To find the line of intersection of the planes given by the equations \(3x - 6y - 2z = 15\) and \(2x + y - 2z = 5\), we can follow these steps: ### Step 1: Write the equations of the planes We have the following equations: 1. \(3x - 6y - 2z = 15\) (Equation 1) 2. \(2x + y - 2z = 5\) (Equation 2) ### Step 2: Solve for one variable in terms of the others From Equation 1, we can express \(z\) in terms of \(x\) and \(y\): \[ 2z = 3x - 6y - 15 \implies z = \frac{3x - 6y - 15}{2} \] ### Step 3: Substitute \(z\) into the second equation Now, substitute the expression for \(z\) into Equation 2: \[ 2x + y - 2\left(\frac{3x - 6y - 15}{2}\right) = 5 \] Simplifying this gives: \[ 2x + y - (3x - 6y - 15) = 5 \] \[ 2x + y - 3x + 6y + 15 = 5 \] \[ -x + 7y + 15 = 5 \] \[ -x + 7y = -10 \implies x = 7y + 10 \quad (Equation 3) \] ### Step 4: Substitute \(x\) back to find \(z\) Now substitute \(x\) from Equation 3 back into the expression for \(z\): \[ z = \frac{3(7y + 10) - 6y - 15}{2} \] Simplifying this gives: \[ z = \frac{21y + 30 - 6y - 15}{2} = \frac{15y + 15}{2} = \frac{15}{2}(y + 1) \quad (Equation 4) \] ### Step 5: Parameterize the line of intersection Let \(y = t\) (where \(t\) is a parameter).

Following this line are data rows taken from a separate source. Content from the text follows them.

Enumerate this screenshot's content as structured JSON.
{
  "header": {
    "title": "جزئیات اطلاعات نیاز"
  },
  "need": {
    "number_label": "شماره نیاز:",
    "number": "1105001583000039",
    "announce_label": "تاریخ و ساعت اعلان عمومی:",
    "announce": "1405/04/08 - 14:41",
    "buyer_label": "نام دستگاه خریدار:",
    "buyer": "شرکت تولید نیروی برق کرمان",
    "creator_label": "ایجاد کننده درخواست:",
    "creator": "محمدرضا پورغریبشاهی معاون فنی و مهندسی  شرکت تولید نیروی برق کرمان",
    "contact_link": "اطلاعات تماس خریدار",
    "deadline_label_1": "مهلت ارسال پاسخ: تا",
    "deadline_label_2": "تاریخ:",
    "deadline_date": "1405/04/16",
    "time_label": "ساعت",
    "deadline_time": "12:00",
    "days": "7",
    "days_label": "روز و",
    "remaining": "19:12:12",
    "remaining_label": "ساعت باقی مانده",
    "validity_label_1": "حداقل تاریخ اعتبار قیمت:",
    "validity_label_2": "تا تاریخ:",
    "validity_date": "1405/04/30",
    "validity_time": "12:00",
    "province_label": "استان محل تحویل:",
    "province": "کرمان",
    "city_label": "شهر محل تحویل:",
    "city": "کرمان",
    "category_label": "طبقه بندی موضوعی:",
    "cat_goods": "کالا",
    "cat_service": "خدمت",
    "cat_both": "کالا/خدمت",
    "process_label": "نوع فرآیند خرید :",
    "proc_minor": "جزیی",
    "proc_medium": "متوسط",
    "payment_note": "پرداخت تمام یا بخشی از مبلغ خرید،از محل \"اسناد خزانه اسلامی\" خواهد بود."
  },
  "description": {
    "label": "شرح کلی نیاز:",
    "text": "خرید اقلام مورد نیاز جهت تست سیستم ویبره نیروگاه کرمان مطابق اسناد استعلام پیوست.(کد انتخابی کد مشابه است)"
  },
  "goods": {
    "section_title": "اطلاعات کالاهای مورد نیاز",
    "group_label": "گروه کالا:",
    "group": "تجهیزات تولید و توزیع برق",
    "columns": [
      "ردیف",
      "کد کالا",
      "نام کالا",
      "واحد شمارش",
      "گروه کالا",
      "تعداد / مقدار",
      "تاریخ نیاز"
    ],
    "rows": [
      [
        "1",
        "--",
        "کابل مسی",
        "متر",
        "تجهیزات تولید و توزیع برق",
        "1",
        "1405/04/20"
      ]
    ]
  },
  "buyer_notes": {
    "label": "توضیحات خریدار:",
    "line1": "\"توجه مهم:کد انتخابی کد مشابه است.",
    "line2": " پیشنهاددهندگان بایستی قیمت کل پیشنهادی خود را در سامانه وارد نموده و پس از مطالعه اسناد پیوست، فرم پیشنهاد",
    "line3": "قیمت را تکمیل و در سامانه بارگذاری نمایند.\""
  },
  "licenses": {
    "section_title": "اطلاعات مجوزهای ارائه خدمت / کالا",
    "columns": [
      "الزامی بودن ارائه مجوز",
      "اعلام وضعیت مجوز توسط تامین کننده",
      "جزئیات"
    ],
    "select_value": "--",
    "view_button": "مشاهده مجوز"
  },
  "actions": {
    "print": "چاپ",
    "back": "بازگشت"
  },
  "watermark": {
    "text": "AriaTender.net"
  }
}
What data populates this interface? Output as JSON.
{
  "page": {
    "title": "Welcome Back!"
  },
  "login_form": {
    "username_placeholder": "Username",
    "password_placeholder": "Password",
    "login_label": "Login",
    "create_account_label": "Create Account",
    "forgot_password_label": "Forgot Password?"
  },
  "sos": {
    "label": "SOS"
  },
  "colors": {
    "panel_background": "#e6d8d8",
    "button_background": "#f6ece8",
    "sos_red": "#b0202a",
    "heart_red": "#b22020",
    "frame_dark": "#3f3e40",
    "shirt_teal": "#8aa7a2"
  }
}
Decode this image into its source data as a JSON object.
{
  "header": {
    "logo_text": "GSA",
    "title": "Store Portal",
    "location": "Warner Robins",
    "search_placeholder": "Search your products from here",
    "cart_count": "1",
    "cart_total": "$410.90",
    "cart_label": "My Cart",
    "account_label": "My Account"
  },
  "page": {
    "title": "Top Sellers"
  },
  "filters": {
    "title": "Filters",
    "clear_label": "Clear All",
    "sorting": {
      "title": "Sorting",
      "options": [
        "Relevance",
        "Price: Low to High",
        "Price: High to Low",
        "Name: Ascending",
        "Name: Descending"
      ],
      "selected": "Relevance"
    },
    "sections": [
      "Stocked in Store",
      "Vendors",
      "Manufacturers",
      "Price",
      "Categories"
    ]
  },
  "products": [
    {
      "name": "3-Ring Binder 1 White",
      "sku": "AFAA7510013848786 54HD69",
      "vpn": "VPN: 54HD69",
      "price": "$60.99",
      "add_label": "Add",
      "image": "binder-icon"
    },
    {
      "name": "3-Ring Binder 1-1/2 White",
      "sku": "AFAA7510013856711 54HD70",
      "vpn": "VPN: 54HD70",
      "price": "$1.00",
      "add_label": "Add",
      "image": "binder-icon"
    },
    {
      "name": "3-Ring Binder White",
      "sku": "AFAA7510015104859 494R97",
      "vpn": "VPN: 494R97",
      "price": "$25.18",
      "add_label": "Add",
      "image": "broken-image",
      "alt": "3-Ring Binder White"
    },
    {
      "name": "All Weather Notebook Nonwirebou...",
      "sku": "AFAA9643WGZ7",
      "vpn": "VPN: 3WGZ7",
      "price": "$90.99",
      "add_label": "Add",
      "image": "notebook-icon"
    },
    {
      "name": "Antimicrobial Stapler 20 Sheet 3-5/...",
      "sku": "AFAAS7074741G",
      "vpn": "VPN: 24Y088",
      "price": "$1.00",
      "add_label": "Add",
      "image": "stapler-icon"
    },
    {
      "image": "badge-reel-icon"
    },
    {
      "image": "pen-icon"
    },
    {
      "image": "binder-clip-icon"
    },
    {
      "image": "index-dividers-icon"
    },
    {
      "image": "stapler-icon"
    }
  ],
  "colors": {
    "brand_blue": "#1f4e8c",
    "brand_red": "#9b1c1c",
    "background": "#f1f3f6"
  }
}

Then from Equation 3: \[ x = 7t + 10 \] And from Equation 4: \[ z = \frac{15}{2}(t + 1) \] ### Step 6: Write the parametric equations Thus, the parametric equations of the line of intersection are: \[ x = 7t + 10, \quad y = t, \quad z = \frac{15}{2}(t + 1) \] ### Final Result The line of intersection of the planes can be expressed in parametric form as: \[ \begin{align*} x &= 7t + 10 \\ y &= t \\ z &= \frac{15}{2}(t + 1) \end{align*} \]